Belanja Modal terealisasi Rp 206,4 triliun yaitu 59,9 persen dari outlook, terutama untuk penyelesaian proyek infrastruktur jalan, jembatan, dan irigasi. Terakhir, belanja bantuan sosial (bansos) mencapai Rp 147,2 triliun atau 98,6 persen, dipicu penyaluran berbagai program seperti PBI JKN, PKH, Kartu Sembako, PIP, dan KIP Kuliah.

“Dan kita akan dorong terus ke November-Desember (belanja) ini sehingga dia bisa memberikan dampak lebih kepada ekonomi (Indonesia),” tutur Suahasil.

Kemennkeu Tarik Utang Rp 570,1 Triliun

Kemenkeu mencatat realisasi pembiayaan utang mencapai Rp 570,1 triliun hingga 31 Oktober 2025. Angka tersebut setara 77 persen dari outlook pembiayaan utang dalam laporan semester (lapsem) yang dipatok Rp 731,5 triliun.

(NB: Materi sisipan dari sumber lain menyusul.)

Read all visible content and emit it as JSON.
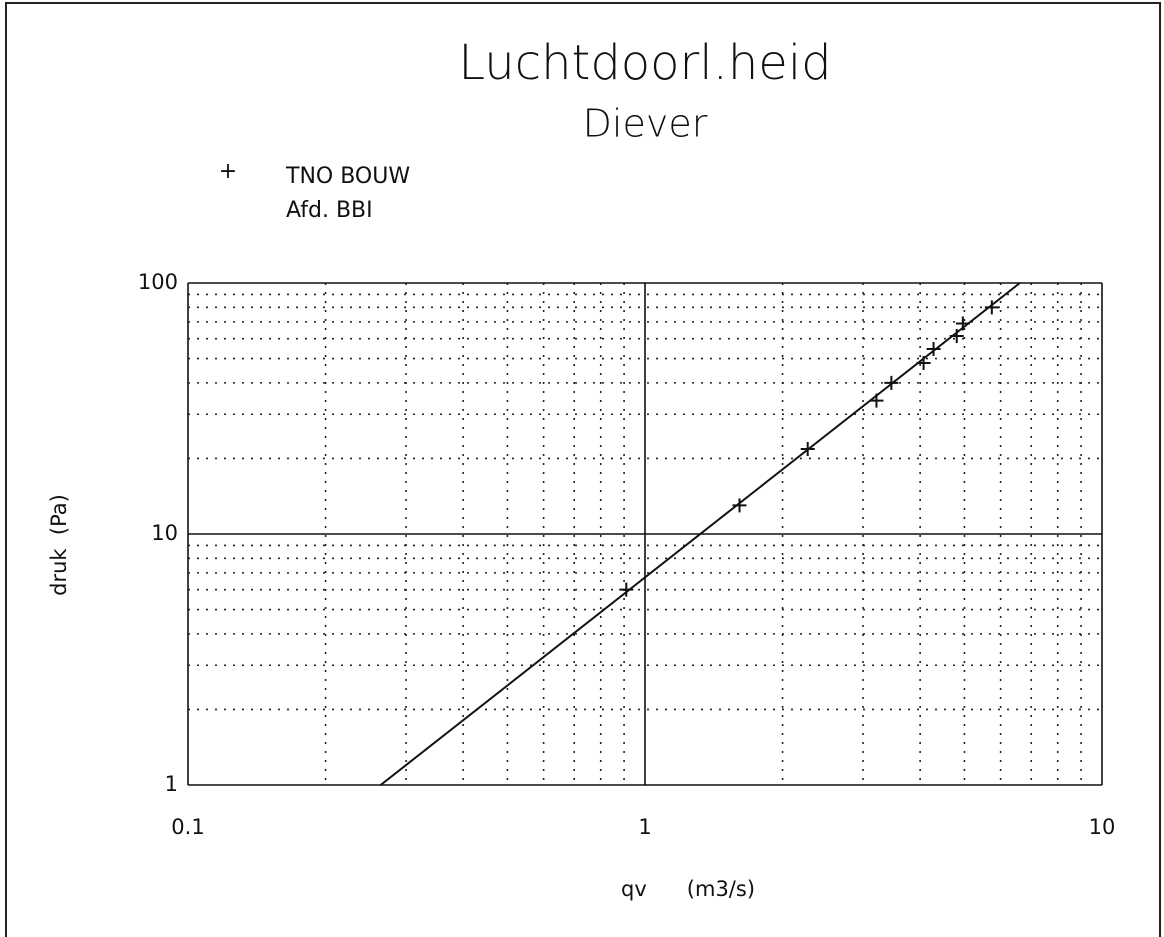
{
  "chart_data": {
    "type": "scatter",
    "title": "Luchtdoorl.heid",
    "subtitle": "Diever",
    "legend": [
      "TNO BOUW",
      "Afd. BBI"
    ],
    "marker": "+",
    "x_label": "qv      (m3/s)",
    "y_label": "druk  (Pa)",
    "log_x": true,
    "log_y": true,
    "grid": true,
    "xlim": [
      0.1,
      10
    ],
    "ylim": [
      1,
      100
    ],
    "xticks": [
      0.1,
      1,
      10
    ],
    "yticks": [
      1,
      10,
      100
    ],
    "x_minor_ticks": [
      0.2,
      0.3,
      0.4,
      0.5,
      0.6,
      0.7,
      0.8,
      0.9,
      2,
      3,
      4,
      5,
      6,
      7,
      8,
      9
    ],
    "y_minor_ticks": [
      2,
      3,
      4,
      5,
      6,
      7,
      8,
      9,
      20,
      30,
      40,
      50,
      60,
      70,
      80,
      90
    ],
    "x": [
      0.91,
      1.61,
      2.27,
      3.21,
      3.46,
      4.07,
      4.28,
      4.81,
      4.96,
      5.74
    ],
    "values": [
      6,
      13,
      21.8,
      34,
      40,
      48,
      54.6,
      61.5,
      69,
      80
    ],
    "color": "#111",
    "fit_line": {
      "x": [
        0.264,
        6.61
      ],
      "values": [
        1,
        100
      ]
    }
  }
}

Suahasil menegaskan strategi pembiayaan pemerintah tetap dijalankan secara hati-hati di tengah dinamika pasar global.

“Pembiayaan APBN 2025 kita lakukan dengan terus menjaga prinsip kehati-hatian, fleksibilitas, serta disiplin di dalam mengelola utang dalam batas yang aman,” kata Suahasil.

Secara keseluruhan, realisasi pembiayaan anggaran mencapai Rp 532,9 triliun. Angka ini berasal dari pembiayaan utang Rp 570,1 triliun dan pembiayaan non-utang yang tercatat negatif Rp 37,2 triliun. Sementara total pembiayaan anggaran sesuai outlook lapsem mencapai Rp 662 triliun.

Suahasil menuturkan pembiayaan dilakukan sesuai defisit APBN dalam outlook lapsem yang berada di 2,78 persen terhadap PDB. Pemerintah juga telah mendapat persetujuan DPR untuk menggunakan saldo anggaran lebih (SAL) Rp 85,6 triliun guna menekan kebutuhan penerbitan Surat Berharga Negara (SBN) tahun ini.

Suahasil memastikan pemerintah akan terus menjalankan strategi mitigasi risiko melalui cash buffer, prefunding bila diperlukan, serta active cash and debt management.